Het waterbeleid van de gemeente Tilburg is vastgelegd in de Structuurvisie Water en Riolering(SWR), met daarin opgenomen het GRP voor de periode 2010 - 2015, met een visie voor de komende 30 jaar. Bij de totstandkoming van dit beleid zijn de waterbeheerders nauw betrokken. De SWR vervangt het Waterplan (1997), het Waterstructuurplan (2002) en het Gemeentelijk Rioleringsplan (2005-2009), en werkt de nieuwe wet- en regelgeving uit, voornamelijk wat de nieuwe zorgplichten betreft voor het regen- en grondwater, en het actuele rijks-, het provinciale en het regionale beleid. De visie hanteert de in het Waterplan (1997) vastgestelde algemene doelstellingen voor de lange termijn, gebaseerd op de duurzaamheidgedachte:

- Streven naar een duurzaam en veerkrachtig watersysteem;

- Optimalisatie van de waterketen; zuinig en efficiƫnt gebruik van water;

- Vergroten van de belevings-, ecologische, economische en recreatieve waarde van water.

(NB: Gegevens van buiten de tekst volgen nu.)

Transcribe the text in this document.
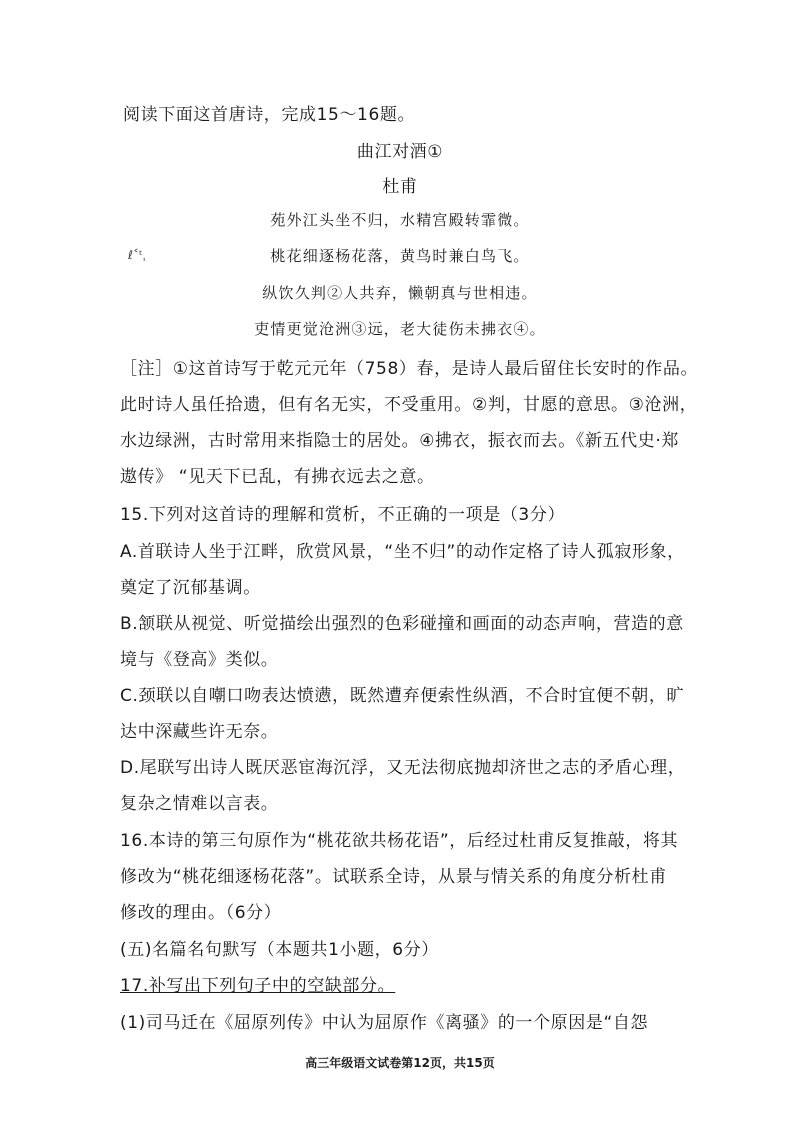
阅读下面这首唐诗，完成15～16题。
曲江对酒①
杜甫
苑外江头坐不归，水精宫殿转霏微。
ℓ˂ᵗˌ	桃花细逐杨花落，黄鸟时兼白鸟飞。
纵饮久判②人共弃，懒朝真与世相违。
吏情更觉沧洲③远，老大徒伤未拂衣④。
［注］①这首诗写于乾元元年（758）春，是诗人最后留住长安时的作品。
此时诗人虽任拾遗，但有名无实，不受重用。②判，甘愿的意思。③沧洲，
水边绿洲，古时常用来指隐士的居处。④拂衣，振衣而去。《新五代史·郑
遨传》 “见天下已乱，有拂衣远去之意。
15.下列对这首诗的理解和赏析，不正确的一项是（3分）
A.首联诗人坐于江畔，欣赏风景，“坐不归”的动作定格了诗人孤寂形象，
奠定了沉郁基调。
B.颔联从视觉、听觉描绘出强烈的色彩碰撞和画面的动态声响，营造的意
境与《登高》类似。
C.颈联以自嘲口吻表达愤懑，既然遭弃便索性纵酒，不合时宜便不朝，旷
达中深藏些许无奈。
D.尾联写出诗人既厌恶宦海沉浮，又无法彻底抛却济世之志的矛盾心理，
复杂之情难以言表。
16.本诗的第三句原作为“桃花欲共杨花语”，后经过杜甫反复推敲，将其
修改为“桃花细逐杨花落”。试联系全诗，从景与情关系的角度分析杜甫
修改的理由。（6分）
(五)名篇名句默写（本题共1小题，6分）
17.补写出下列句子中的空缺部分。
(1)司马迁在《屈原列传》中认为屈原作《离骚》的一个原因是“自怨
高三年级语文试卷第12页，共15页
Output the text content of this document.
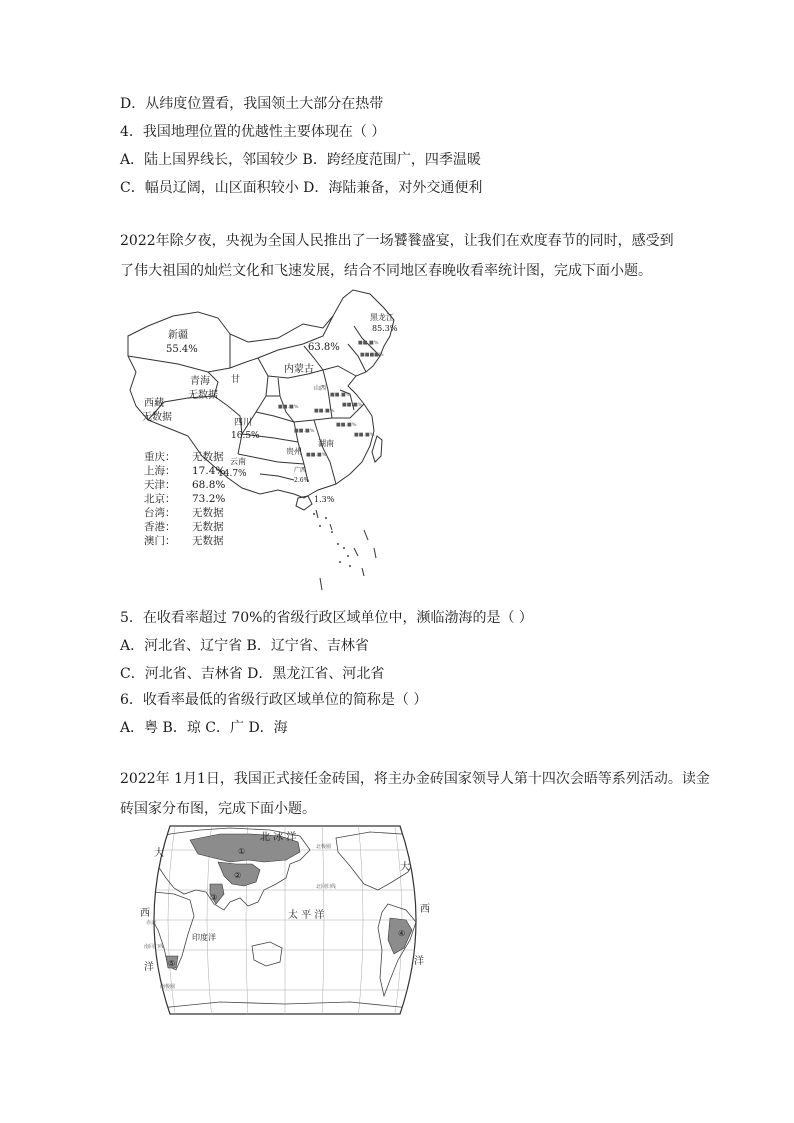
D．从纬度位置看，我国领土大部分在热带
4．我国地理位置的优越性主要体现在（ ）
A．陆上国界线长，邻国较少 B．跨经度范围广，四季温暖
C．幅员辽阔，山区面积较小 D．海陆兼备，对外交通便利
2022年除夕夜，央视为全国人民推出了一场饕餮盛宴，让我们在欢度春节的同时，感受到了伟大祖国的灿烂文化和飞速发展，结合不同地区春晚收看率统计图，完成下面小题。
新疆
55.4%
西藏
无数据
青海
无数据
甘
内蒙古
63.8%
黑龙江
85.3%
四川
16.5%
云南
14.7%
贵州
湖南
广西
2.6%
1.3%
山西
■■.■%
■■■■%
■■.■%
■■.■%
■■.■%
■■.■%
■■.■%
■■.■%
■■.■%
■■.■%
重庆： 无数据
上海： 17.4%
天津： 68.8%
北京： 73.2%
台湾： 无数据
香港： 无数据
澳门： 无数据
5．在收看率超过 70%的省级行政区域单位中，濒临渤海的是（ ）
A．河北省、辽宁省 B．辽宁省、吉林省
C．河北省、吉林省 D．黑龙江省、河北省
6．收看率最低的省级行政区域单位的简称是（ ）
A．粤 B．琼 C．广 D．海
2022年 1月1日，我国正式接任金砖国，将主办金砖国家领导人第十四次会晤等系列活动。读金砖国家分布图，完成下面小题。
北 冰 洋
太 平 洋
印度洋
大
西
洋
大
西
洋
①
②
③
④
⑤
北极圈
北回归线
赤道
南回归线
南极圈
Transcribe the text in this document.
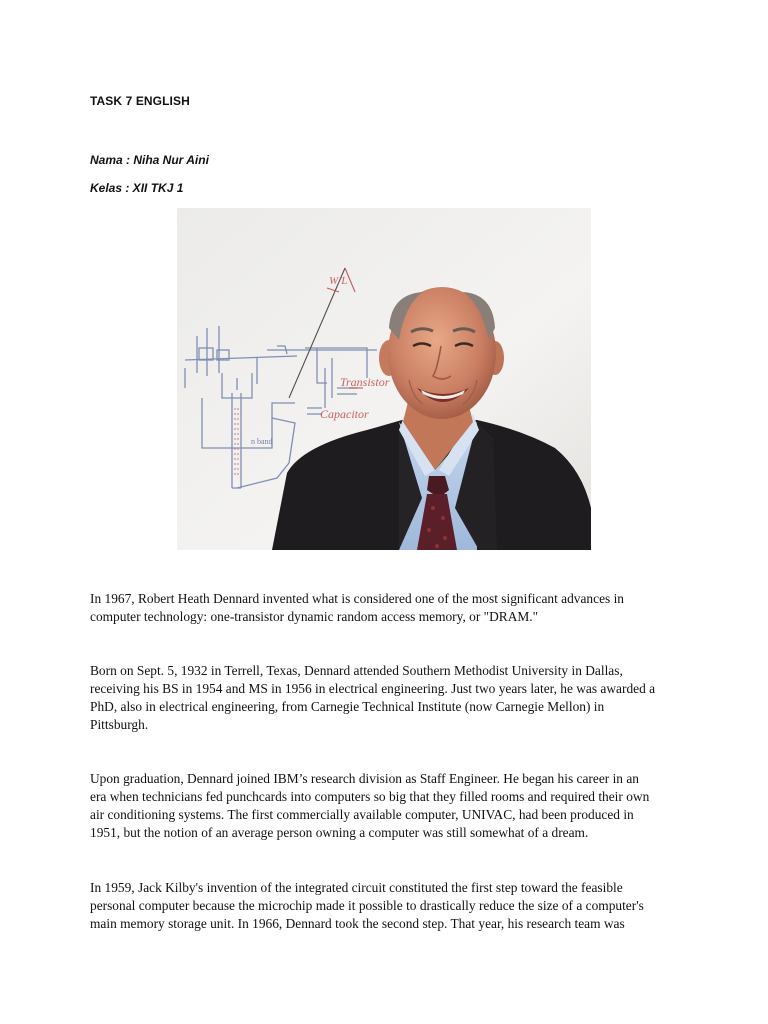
TASK 7 ENGLISH
Nama : Niha Nur Aini
Kelas : XII TKJ 1
W/L
Transistor
Capacitor
n band

In 1967, Robert Heath Dennard invented what is considered one of the most significant advances in
computer technology: one-transistor dynamic random access memory, or "DRAM."

Born on Sept. 5, 1932 in Terrell, Texas, Dennard attended Southern Methodist University in Dallas,
receiving his BS in 1954 and MS in 1956 in electrical engineering. Just two years later, he was awarded a
PhD, also in electrical engineering, from Carnegie Technical Institute (now Carnegie Mellon) in
Pittsburgh.

Upon graduation, Dennard joined IBM’s research division as Staff Engineer. He began his career in an
era when technicians fed punchcards into computers so big that they filled rooms and required their own
air conditioning systems. The first commercially available computer, UNIVAC, had been produced in
1951, but the notion of an average person owning a computer was still somewhat of a dream.

In 1959, Jack Kilby's invention of the integrated circuit constituted the first step toward the feasible
personal computer because the microchip made it possible to drastically reduce the size of a computer's
main memory storage unit. In 1966, Dennard took the second step. That year, his research team was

Deze visie is opgesteld op basis van bijdragen van burgers, gemeenteraad, en betrokken waterbeheerders. Uit de visie vloeit de opgave voort voor de komende jaren. Als uitwerking van de visie zijn er opgaven geformuleerd en strategische keuzes gemaakt, die gelden als randvoorwaarden voor de ruimtelijke ontwikkelingen in Tilburg. Deze randvoorwaarden geven onder andere invulling aan het water als ordenend principe.

Afwegingen

In het Basis Rioleringsplan 2005 is geconstateerd dat de hydraulische knelpunten door middel van een secundaire afwateringstructuur opgelost moeten worden. Het betreft de zogenaamde Blauwe Aders. Het hemelwater wordt in eerste instantie afgekoppeld van de gemengde rioolstelsels, geborgen en dan afgevoerd. In de Structuurvisie Water en Riolering (SWR) zijn afkoppelgebieden bepaald. In de Structuurvisie Water en Riolering is een afkoppelopgave vastgesteld voor de bebouwing langs de Bredaseweg. De gebieden ten westen van de Noordhoek worden de komende jaren grootschalig ook afgekoppeld. Conform SWR wordt het afgekoppelde regenwater getransporteerd richting het stroompje De Blaak, en daar verwerkt in een nog aan te leggen waterpark. De gebieden ten noorden van de Noordhoek horen bij de ontwikkelingen van de Spoorzone. Conform het vastgestelde Structuurplan Spoorzone en het daarop volgende bestemmingsplan, wordt het regenwater verzameld, geborgen en getransporteerd in een blauwe ader in de Hart van Brabantlaan en Spoorlaan.